Comparison of Optimization Techniques for Lithium-Ion Battery Model Parameter Estimation 2014-01-1851

Due to rising fuel prices and environmental concerns, Electric Vehicles (EVs) and Hybrid Electric Vehicles (HEVs) have been gaining market share as fuel-efficient, environmentally friendly alternatives. Lithium-ion batteries are commonly used in EV and HEV applications because of their high power and energy densities. During controls development of HEVs and EVs, hardware-in-the-loop simulations involving real-time battery models are commonly used to simulate a battery response in place of a real battery. One physics-based model which solves in real-time is the reduced-order battery model developed by Dao et al. [1], which is based on the isothermal model by Newman [2] incorporating concentrated solution theory and porous electrode theory [3].

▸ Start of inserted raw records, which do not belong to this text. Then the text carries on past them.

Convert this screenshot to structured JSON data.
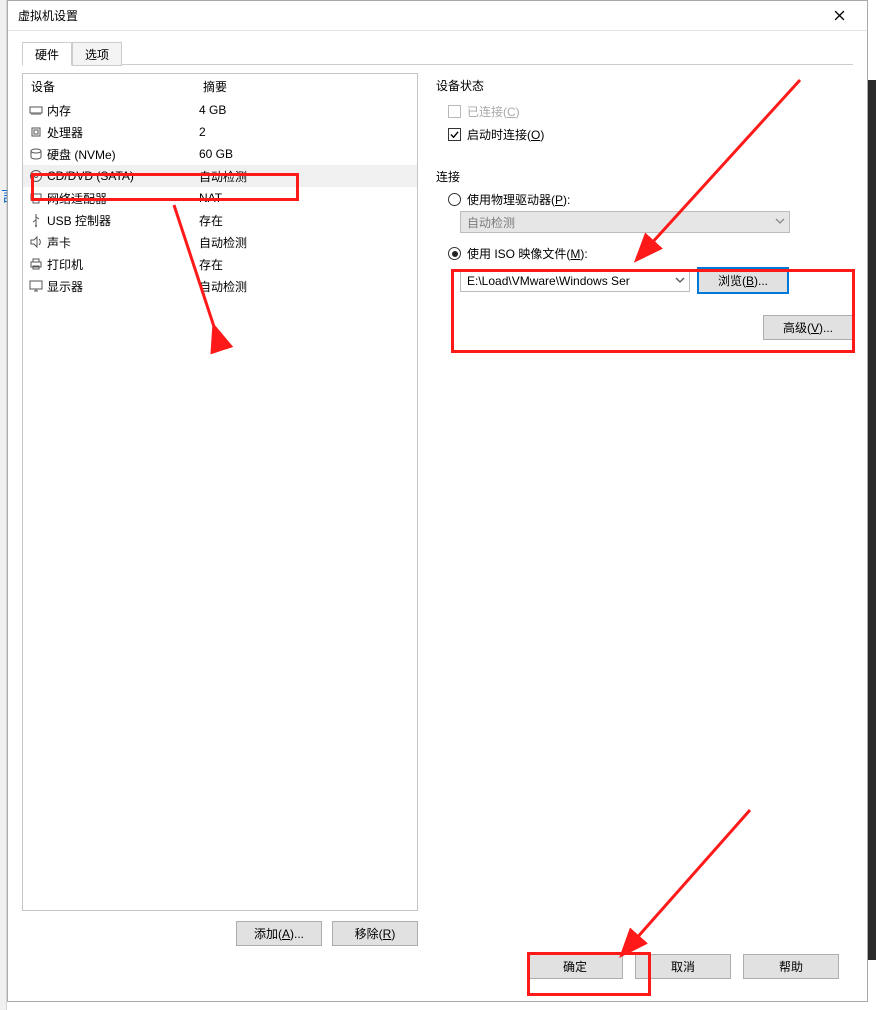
{
  "window": {
    "title": "虚拟机设置"
  },
  "tabs": {
    "hardware": "硬件",
    "options": "选项"
  },
  "device_list": {
    "header_device": "设备",
    "header_summary": "摘要",
    "rows": [
      {
        "name": "内存",
        "summary": "4 GB",
        "icon": "memory"
      },
      {
        "name": "处理器",
        "summary": "2",
        "icon": "cpu"
      },
      {
        "name": "硬盘 (NVMe)",
        "summary": "60 GB",
        "icon": "hdd"
      },
      {
        "name": "CD/DVD (SATA)",
        "summary": "自动检测",
        "icon": "cd",
        "selected": true
      },
      {
        "name": "网络适配器",
        "summary": "NAT",
        "icon": "net"
      },
      {
        "name": "USB 控制器",
        "summary": "存在",
        "icon": "usb"
      },
      {
        "name": "声卡",
        "summary": "自动检测",
        "icon": "sound"
      },
      {
        "name": "打印机",
        "summary": "存在",
        "icon": "printer"
      },
      {
        "name": "显示器",
        "summary": "自动检测",
        "icon": "display"
      }
    ]
  },
  "left_buttons": {
    "add": "添加(A)...",
    "remove": "移除(R)"
  },
  "right": {
    "device_status_title": "设备状态",
    "connected": "已连接(C)",
    "connect_at_poweron": "启动时连接(O)",
    "connection_title": "连接",
    "use_physical": "使用物理驱动器(P):",
    "phys_value": "自动检测",
    "use_iso": "使用 ISO 映像文件(M):",
    "iso_value": "E:\\Load\\VMware\\Windows Ser",
    "browse": "浏览(B)...",
    "advanced": "高级(V)..."
  },
  "footer": {
    "ok": "确定",
    "cancel": "取消",
    "help": "帮助"
  }
}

The battery models must be accurate for effective control; however, if the battery parameters are unknown or change due to degradation, a method for estimating the battery parameters to update the model is required. A set of manufacturer recommended battery parameters were evaluated using a numerical sensitivity analysis to evaluate their identifiability. The parameters chosen to be identified were ε_p, ε_s and brugg. The optimization algorithms that were evaluated for parameter estimation were: Self-Adaptive Evolution, Efficient Global Optimization, Differential Evolution, and Simulated Annealing. These algorithms were evaluated based on how many simulation calls were required to converge to an accuracy of 1e-4. Differential Evolution was shown to have the best performance in estimating the parameters, requiring an average of 1485 simulations to converge.